As she finished clearing off, the beginnings of a headache reminded her that she wasn't off sick list yet. McQueen told her to get some sleep, he went back up to the cockpit to check things. The autopilot was dependable getting from point A to point B, and the ship's computer was monitoring the sensors. But still it was prudent to keep a close eye on the automatics.
Shane let the banquette table down to make a bunk, she found the mattress under one seat and bedclothes under the other. She wasn't sure if there was another berth, so she made herself at home over against the bulkhead. It wasn't a featherbed, but it was a hell of a lot more comfortable than her bunk aboard the Saratoga! She reached overhead to touch a panel and dim the lights, and lay there for a long time just watching the starfield through the viewport. She wasn't sure when she went to sleep.
The next thing she knew, she was back on Marged. Except this time when the AI bent over her, her hands were loose. All hell broke loose as she came up fighting, punching and kicking like a wild animal. Someone grabbed at her wrist, she threw a hard punch that was hampered only by the fact she was lying down. Then she heard her name and things started making sense. McQueen let her go when he realized she knew where she was at.
He was rubbing his arm, she apologized. "God! I thought I had nightmares but that was too damn real! I'm sorry--!"
"It was my fault, I should have known you'd come up fighting if I woke you! Are you okay now?"
"I think so."
"You can really throw a punch for a short person, you know that?"
Shane lay back, still reeling from the nightmare. "You're lucky I didn't connect with a kick," she muttered. "I really am sorry."
"Shane, there's nothing to apologize for. I kicked Ross's rack down on top of mine one night, then I knocked him clear across the room before I woke up enough to know what was going on. He had a black eye you wouldn't believe. After that the rest of the Angels wouldn't get near me when I had a nightmare, they'd just stand back and throw things." He grinned, for just a moment it was ten years ago. He and Ross were the only ones left who'd been with the Angry Angels then.
"What time is it?"
"About 0100, we're about halfway out."
"Oh! I didn't mean to sleep so long."
"You needed your rest. I lost track of time myself, I've been sitting up there reading."
"I'll take it while you get some rest, if you like."
"I'm not throwing you out of bed," he said.
"There's room," she invited. At his momentary hesitation, she smiled. "I trust you."

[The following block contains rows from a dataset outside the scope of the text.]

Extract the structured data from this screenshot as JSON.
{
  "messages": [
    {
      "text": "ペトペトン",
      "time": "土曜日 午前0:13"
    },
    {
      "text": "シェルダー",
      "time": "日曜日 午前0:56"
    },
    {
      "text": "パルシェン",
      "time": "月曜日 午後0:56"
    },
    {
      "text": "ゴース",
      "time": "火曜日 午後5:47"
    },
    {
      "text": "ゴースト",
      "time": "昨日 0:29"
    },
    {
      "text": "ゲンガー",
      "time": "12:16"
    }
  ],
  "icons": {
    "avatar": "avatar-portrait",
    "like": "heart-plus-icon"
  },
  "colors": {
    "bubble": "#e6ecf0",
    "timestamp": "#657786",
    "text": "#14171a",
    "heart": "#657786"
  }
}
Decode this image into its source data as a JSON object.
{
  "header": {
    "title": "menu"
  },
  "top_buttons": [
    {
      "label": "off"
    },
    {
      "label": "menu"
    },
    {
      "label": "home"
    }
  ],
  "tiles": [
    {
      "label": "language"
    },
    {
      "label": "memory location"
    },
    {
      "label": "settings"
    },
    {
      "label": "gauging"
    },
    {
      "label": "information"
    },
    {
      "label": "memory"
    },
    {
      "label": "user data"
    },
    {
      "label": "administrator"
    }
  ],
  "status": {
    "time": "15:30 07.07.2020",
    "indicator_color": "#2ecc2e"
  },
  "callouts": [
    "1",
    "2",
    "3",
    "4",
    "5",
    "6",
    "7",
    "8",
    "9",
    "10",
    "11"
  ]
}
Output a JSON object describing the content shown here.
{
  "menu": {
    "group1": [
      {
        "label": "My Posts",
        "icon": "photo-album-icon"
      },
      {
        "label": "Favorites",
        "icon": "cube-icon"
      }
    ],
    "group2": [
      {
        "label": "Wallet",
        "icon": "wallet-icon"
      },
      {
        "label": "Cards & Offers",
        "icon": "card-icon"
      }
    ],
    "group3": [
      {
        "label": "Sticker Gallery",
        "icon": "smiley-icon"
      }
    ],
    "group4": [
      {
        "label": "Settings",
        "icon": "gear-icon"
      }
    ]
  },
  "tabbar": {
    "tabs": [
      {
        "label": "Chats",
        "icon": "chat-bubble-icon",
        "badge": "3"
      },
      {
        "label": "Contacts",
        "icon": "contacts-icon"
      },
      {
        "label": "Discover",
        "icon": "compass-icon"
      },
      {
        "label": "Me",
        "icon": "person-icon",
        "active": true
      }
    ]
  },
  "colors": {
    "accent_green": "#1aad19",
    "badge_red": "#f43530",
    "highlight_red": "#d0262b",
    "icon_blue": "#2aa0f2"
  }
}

He didn't take much convincing, a couple of seats forward made another bunk but it was short and narrow for a man his size. Neither of them much wanted to admit they didn't want to be alone. Vansen thought she would never get back to sleep again after a nightmare like that one, but her body demanded the rest. She was vaguely aware of McQueen getting up a few times to check on the automatics, but he was too tired himself to prowl around too much. Vansen was thoroughly convinced by now that sick list was a pain in the ass, but there was no way she would have signed off on either one of them being fit for duty.